Universal influenza vaccine one step closer to reality
Adjuvanted FLU-v, a broad-spectrum influenza vaccine that induces antibodies and cell-mediate immunity, has demonstrated immunogenicity in a phase IIb trial, warranting phase III development to explore its safety and efficacy.
This randomized, double-blind, placebo-controlled, single-centre clinical trial randomly assigned 175 healthy adults aged 18–60 years to 0.5-mL subcutaneous infection of 500 µg of adjuvanted (one dose) or nonadjuvanted (two doses) FLU-v (A-FLU-v or NA-FLU-v) or adjuvanted or nonadjuvanted placebo (A-placebo or NA-placebo).
The investigators used flow cytometry and enzyme-linked immunosorbent assay to assess vaccine-specific cellular responses at days 0, 42 and 180. They also collected solicited information on adverse events (AEs) for 21 days after vaccination and unsolicited information on AEs throughout the study.

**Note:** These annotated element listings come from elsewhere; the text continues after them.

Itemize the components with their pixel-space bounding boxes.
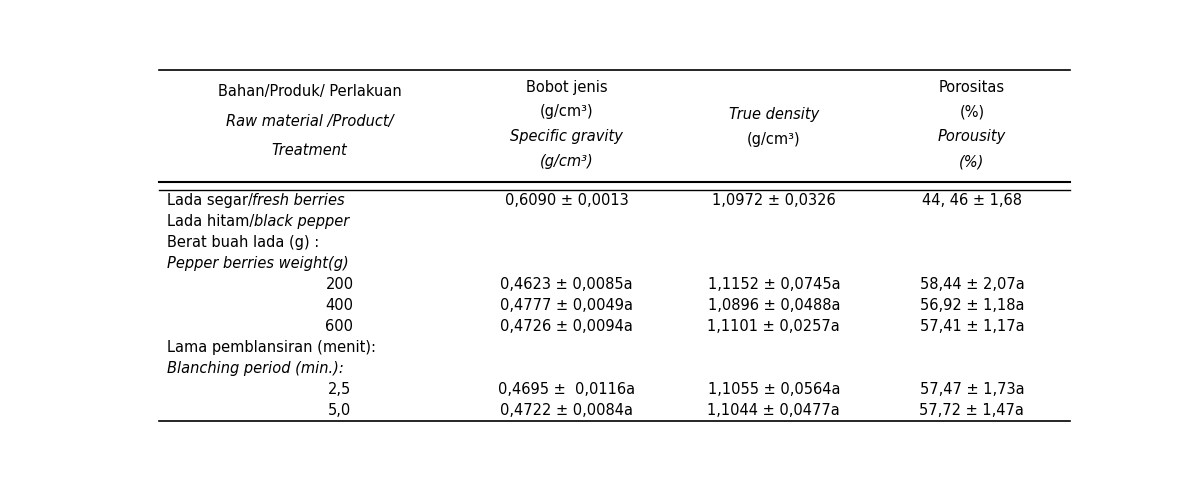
Text: 1,1101 ± 0,0257a: 1,1101 ± 0,0257a: [707, 319, 840, 334]
Text: Lada segar/: Lada segar/: [167, 193, 253, 208]
Text: Blanching period (min.):: Blanching period (min.):: [167, 361, 343, 376]
Text: 1,1152 ± 0,0745a: 1,1152 ± 0,0745a: [707, 277, 840, 292]
Text: 56,92 ± 1,18a: 56,92 ± 1,18a: [920, 298, 1024, 313]
Text: 0,4623 ± 0,0085a: 0,4623 ± 0,0085a: [500, 277, 633, 292]
Text: Berat buah lada (g) :: Berat buah lada (g) :: [167, 235, 319, 250]
Text: 0,4722 ± 0,0084a: 0,4722 ± 0,0084a: [500, 403, 633, 418]
Text: 1,1055 ± 0,0564a: 1,1055 ± 0,0564a: [707, 382, 840, 397]
Text: 1,1044 ± 0,0477a: 1,1044 ± 0,0477a: [707, 403, 840, 418]
Text: Specific gravity: Specific gravity: [511, 129, 623, 144]
Text: (g/cm³): (g/cm³): [747, 132, 801, 147]
Text: (g/cm³): (g/cm³): [540, 104, 594, 120]
Text: 5,0: 5,0: [327, 403, 351, 418]
Text: 44, 46 ± 1,68: 44, 46 ± 1,68: [922, 193, 1022, 208]
Text: (%): (%): [959, 155, 984, 169]
Text: 57,41 ± 1,17a: 57,41 ± 1,17a: [920, 319, 1024, 334]
Text: Treatment: Treatment: [271, 143, 348, 158]
Text: 600: 600: [325, 319, 354, 334]
Text: 0,4777 ± 0,0049a: 0,4777 ± 0,0049a: [500, 298, 633, 313]
Text: Pepper berries weight(g): Pepper berries weight(g): [167, 256, 349, 271]
Text: 400: 400: [325, 298, 354, 313]
Text: 200: 200: [325, 277, 354, 292]
Text: black pepper: black pepper: [254, 214, 349, 229]
Text: fresh berries: fresh berries: [253, 193, 345, 208]
Text: Porousity: Porousity: [938, 129, 1006, 144]
Text: Bahan/Produk/ Perlakuan: Bahan/Produk/ Perlakuan: [217, 84, 402, 99]
Text: 0,4726 ± 0,0094a: 0,4726 ± 0,0094a: [500, 319, 633, 334]
Text: Lada hitam/: Lada hitam/: [167, 214, 254, 229]
Text: 0,4695 ±  0,0116a: 0,4695 ± 0,0116a: [498, 382, 635, 397]
Text: 57,47 ± 1,73a: 57,47 ± 1,73a: [920, 382, 1024, 397]
Text: True density: True density: [729, 107, 819, 122]
Text: 1,0972 ± 0,0326: 1,0972 ± 0,0326: [712, 193, 836, 208]
Text: Bobot jenis: Bobot jenis: [526, 80, 608, 94]
Text: Raw material /Product/: Raw material /Product/: [225, 114, 393, 129]
Text: (%): (%): [959, 104, 984, 120]
Text: Lama pemblansiran (menit):: Lama pemblansiran (menit):: [167, 340, 375, 355]
Text: (g/cm³): (g/cm³): [540, 155, 594, 169]
Text: 57,72 ± 1,47a: 57,72 ± 1,47a: [920, 403, 1024, 418]
Text: Porositas: Porositas: [939, 80, 1005, 94]
Text: 58,44 ± 2,07a: 58,44 ± 2,07a: [920, 277, 1024, 292]
Text: 2,5: 2,5: [327, 382, 351, 397]
Text: 0,6090 ± 0,0013: 0,6090 ± 0,0013: [505, 193, 628, 208]
Text: 1,0896 ± 0,0488a: 1,0896 ± 0,0488a: [707, 298, 840, 313]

Mild-to-moderate injection site reactions were the most common AEs. The difference in median fold increase in secreted interferon-γ (IFN-γ) between A-FLU-v and A-placebo was 38.2-fold (95 percent confidence interval [CI], 4.7–69.7; p=0.001) at day 42 and 25.0-fold (95 percent CI, 5.7–50.9; p<0.001) at day 180.

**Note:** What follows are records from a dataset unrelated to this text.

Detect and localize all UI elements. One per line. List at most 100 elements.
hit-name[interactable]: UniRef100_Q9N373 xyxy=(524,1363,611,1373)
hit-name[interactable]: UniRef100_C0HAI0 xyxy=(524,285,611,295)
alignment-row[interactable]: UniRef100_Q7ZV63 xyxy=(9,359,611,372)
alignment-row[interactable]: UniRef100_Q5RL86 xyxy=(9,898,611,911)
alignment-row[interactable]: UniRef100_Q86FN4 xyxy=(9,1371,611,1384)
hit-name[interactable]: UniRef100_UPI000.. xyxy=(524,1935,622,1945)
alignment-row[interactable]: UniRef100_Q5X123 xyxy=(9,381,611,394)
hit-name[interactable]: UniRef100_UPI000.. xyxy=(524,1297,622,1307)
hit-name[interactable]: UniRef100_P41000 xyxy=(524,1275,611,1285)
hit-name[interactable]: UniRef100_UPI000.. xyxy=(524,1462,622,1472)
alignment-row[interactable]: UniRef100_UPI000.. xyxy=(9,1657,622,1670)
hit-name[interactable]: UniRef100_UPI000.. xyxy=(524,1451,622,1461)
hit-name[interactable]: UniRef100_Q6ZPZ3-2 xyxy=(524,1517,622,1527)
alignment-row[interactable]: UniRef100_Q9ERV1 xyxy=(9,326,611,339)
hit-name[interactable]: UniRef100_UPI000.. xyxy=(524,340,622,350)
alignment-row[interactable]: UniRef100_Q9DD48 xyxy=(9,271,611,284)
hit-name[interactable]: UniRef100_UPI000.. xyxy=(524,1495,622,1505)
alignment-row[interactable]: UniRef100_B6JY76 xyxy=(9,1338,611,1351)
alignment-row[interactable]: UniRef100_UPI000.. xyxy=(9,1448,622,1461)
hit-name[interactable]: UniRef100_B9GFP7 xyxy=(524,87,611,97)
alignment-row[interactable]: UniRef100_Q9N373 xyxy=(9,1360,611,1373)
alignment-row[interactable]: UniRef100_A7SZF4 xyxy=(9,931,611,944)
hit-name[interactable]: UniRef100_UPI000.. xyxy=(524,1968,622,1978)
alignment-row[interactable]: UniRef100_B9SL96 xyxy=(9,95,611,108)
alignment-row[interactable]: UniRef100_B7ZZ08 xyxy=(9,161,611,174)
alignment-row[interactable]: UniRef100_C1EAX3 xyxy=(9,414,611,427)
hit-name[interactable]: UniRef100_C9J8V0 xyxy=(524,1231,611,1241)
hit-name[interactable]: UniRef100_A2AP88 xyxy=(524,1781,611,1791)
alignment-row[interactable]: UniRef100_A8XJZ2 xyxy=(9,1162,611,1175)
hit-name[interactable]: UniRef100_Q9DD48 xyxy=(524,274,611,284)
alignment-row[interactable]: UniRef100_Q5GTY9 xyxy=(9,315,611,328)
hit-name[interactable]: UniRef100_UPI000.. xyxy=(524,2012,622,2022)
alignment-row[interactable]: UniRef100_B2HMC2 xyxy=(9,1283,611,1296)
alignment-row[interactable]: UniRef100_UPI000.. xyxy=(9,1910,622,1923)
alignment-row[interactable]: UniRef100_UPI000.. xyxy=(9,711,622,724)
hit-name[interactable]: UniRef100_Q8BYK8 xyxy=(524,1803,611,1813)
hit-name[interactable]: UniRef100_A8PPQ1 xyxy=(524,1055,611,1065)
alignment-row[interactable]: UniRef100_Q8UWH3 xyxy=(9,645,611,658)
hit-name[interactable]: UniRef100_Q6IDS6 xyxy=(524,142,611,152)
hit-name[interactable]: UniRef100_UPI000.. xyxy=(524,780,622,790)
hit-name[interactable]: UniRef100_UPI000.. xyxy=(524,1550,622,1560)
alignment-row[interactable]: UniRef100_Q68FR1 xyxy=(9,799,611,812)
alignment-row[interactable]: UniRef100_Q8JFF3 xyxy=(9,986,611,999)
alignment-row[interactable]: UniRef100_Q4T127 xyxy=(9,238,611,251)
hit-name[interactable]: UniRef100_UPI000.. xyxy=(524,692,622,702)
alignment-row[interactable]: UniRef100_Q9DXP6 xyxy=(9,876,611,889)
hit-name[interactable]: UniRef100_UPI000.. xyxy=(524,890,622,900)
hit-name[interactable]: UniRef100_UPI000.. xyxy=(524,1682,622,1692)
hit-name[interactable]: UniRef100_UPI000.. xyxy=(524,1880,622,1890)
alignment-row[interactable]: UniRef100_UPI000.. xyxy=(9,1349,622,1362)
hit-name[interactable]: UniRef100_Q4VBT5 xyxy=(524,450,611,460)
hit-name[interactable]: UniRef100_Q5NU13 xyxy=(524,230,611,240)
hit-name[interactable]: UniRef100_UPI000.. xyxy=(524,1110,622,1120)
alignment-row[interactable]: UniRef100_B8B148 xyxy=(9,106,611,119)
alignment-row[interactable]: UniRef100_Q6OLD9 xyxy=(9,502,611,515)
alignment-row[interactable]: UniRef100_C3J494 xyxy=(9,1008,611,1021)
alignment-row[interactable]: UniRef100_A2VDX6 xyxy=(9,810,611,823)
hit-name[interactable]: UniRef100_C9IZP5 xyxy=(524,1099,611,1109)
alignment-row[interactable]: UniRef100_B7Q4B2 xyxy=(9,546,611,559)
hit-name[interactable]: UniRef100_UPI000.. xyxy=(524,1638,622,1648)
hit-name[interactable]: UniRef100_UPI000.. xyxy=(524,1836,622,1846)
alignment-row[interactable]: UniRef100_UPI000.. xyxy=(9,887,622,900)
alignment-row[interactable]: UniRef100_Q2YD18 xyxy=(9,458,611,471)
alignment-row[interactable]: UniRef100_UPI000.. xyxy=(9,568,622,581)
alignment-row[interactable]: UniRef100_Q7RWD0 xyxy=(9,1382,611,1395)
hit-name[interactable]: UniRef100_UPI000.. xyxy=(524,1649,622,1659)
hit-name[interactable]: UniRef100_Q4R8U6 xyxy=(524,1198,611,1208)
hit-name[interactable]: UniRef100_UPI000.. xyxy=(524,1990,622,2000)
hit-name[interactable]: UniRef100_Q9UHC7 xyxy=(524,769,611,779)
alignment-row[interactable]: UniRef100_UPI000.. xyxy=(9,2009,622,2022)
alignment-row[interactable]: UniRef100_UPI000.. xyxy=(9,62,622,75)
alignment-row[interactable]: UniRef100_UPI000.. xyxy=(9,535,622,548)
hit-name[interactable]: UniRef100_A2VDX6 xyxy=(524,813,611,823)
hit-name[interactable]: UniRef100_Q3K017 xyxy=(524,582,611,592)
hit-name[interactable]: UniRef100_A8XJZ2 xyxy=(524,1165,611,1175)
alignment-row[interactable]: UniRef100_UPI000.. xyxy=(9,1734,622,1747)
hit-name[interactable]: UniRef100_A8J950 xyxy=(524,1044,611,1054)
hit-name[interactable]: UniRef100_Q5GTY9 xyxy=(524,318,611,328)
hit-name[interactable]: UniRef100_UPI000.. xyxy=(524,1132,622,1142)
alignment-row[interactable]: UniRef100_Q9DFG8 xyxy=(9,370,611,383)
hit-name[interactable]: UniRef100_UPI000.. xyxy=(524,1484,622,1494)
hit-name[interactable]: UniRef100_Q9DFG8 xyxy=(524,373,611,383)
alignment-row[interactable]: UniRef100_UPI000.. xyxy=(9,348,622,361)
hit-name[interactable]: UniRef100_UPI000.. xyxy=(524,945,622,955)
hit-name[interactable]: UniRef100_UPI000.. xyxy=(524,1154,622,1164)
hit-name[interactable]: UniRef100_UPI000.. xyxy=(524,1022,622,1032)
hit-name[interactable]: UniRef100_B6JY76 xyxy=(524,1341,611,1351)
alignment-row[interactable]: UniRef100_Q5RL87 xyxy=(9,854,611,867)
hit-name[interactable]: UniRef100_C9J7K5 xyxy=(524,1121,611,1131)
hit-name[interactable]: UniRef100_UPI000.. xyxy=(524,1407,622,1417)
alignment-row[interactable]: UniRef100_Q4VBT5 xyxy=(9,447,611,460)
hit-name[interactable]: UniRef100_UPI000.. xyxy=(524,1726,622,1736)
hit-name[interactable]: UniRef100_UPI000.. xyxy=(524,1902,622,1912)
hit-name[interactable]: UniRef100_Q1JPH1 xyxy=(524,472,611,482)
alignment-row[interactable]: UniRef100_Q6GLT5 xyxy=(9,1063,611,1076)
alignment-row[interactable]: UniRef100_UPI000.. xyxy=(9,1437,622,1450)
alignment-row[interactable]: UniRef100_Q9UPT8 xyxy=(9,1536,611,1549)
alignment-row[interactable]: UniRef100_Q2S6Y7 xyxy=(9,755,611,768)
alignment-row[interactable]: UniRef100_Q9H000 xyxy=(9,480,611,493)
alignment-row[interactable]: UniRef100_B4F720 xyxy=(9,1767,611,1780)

At day 42, differences in median fold increase between A-FLU-v and A-placebo were 4.5-fold (95 percent CI, 2.3–9.8; p<0.001) for IFN-γ–producing CD4+ T cells, 4.9-fold (95 percent CI, 1.3–40.0; p<0.001) for tumour necrosis factor-α (TNF-α), 7.0-fold (95 percent CI, 3.5–18.0; p<0.001) for interleukin-2 (IL-2), and 1.7-fold (95 percent CI, 0.1–4.0; p=0.004) for CD107a.

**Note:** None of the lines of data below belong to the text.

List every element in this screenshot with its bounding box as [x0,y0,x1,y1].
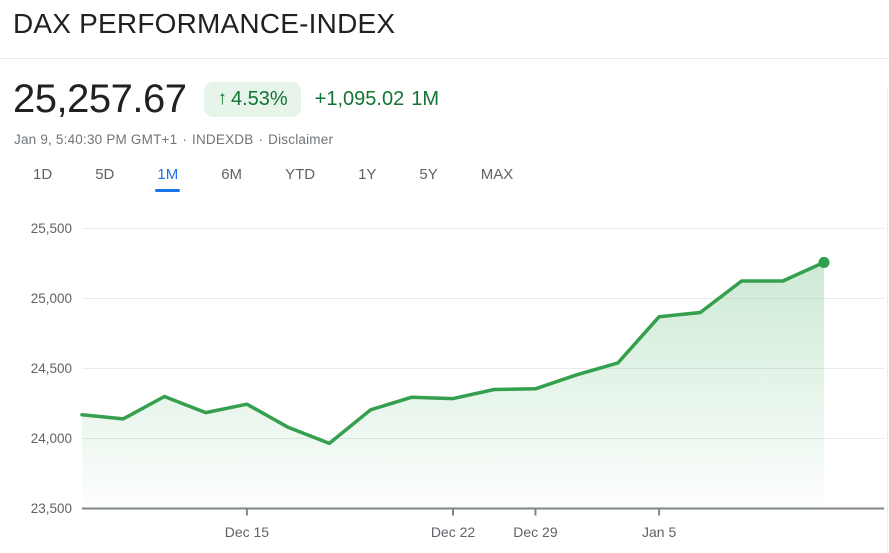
tab-6m[interactable]: 6M [221,166,243,183]
change-period-label: 1M [411,87,439,110]
meta-separator: · [182,132,188,147]
y-axis-label: 25,000 [31,291,72,306]
disclaimer-link[interactable]: Disclaimer [268,132,334,147]
page-title: DAX PERFORMANCE-INDEX [13,8,396,39]
y-axis-label: 24,500 [31,361,72,376]
tab-max[interactable]: MAX [480,166,514,183]
change-percent-badge: ↑ 4.53% [204,81,301,117]
tab-5d[interactable]: 5D [95,166,115,183]
price-value: 25,257.67 [13,76,187,121]
tab-5y[interactable]: 5Y [419,166,438,183]
y-axis-label: 25,500 [31,221,72,236]
exchange-name: INDEXDB [192,132,254,147]
chart-area-fill [82,262,824,509]
tab-1d[interactable]: 1D [33,166,53,183]
change-absolute: +1,095.02 1M [315,88,439,111]
tab-1y[interactable]: 1Y [358,166,377,183]
change-percent: 4.53% [230,87,288,110]
up-arrow-icon: ↑ [217,88,227,109]
price-row: 25,257.67 ↑ 4.53% +1,095.02 1M [13,76,439,121]
tab-ytd[interactable]: YTD [285,166,316,183]
quote-meta: Jan 9, 5:40:30 PM GMT+1 · INDEXDB · Disc… [14,132,333,147]
meta-separator: · [258,132,264,147]
y-axis-label: 24,000 [31,431,72,446]
right-edge-divider [887,88,888,553]
x-axis-label: Dec 22 [431,524,476,540]
y-axis-label: 23,500 [31,501,72,516]
quote-timestamp: Jan 9, 5:40:30 PM GMT+1 [14,132,178,147]
chart-price-line [80,260,826,446]
last-price-marker [818,256,830,268]
x-axis-label: Dec 15 [225,524,270,540]
tab-1m[interactable]: 1M [155,166,181,192]
header-divider [0,58,889,59]
change-absolute-value: +1,095.02 [314,87,405,110]
x-axis-label: Dec 29 [513,524,558,540]
x-axis-label: Jan 5 [642,524,676,540]
range-tabs: 1D 5D 1M 6M YTD 1Y 5Y MAX [33,166,514,192]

At day 180, differences were 2.1-fold (95 percent CI, 0.0–6.0; p=0.030) for IFN-γ and 5.7-fold (95 percent CI, 2.0–15.0; p<0.001) for IL-2, with no difference for TNF-α or CD107a.
There were no differences observed between NA-FLU-v and NA-placebo.
“The study was not powered to evaluate vaccine efficacy against influenza infection,” the investigators noted.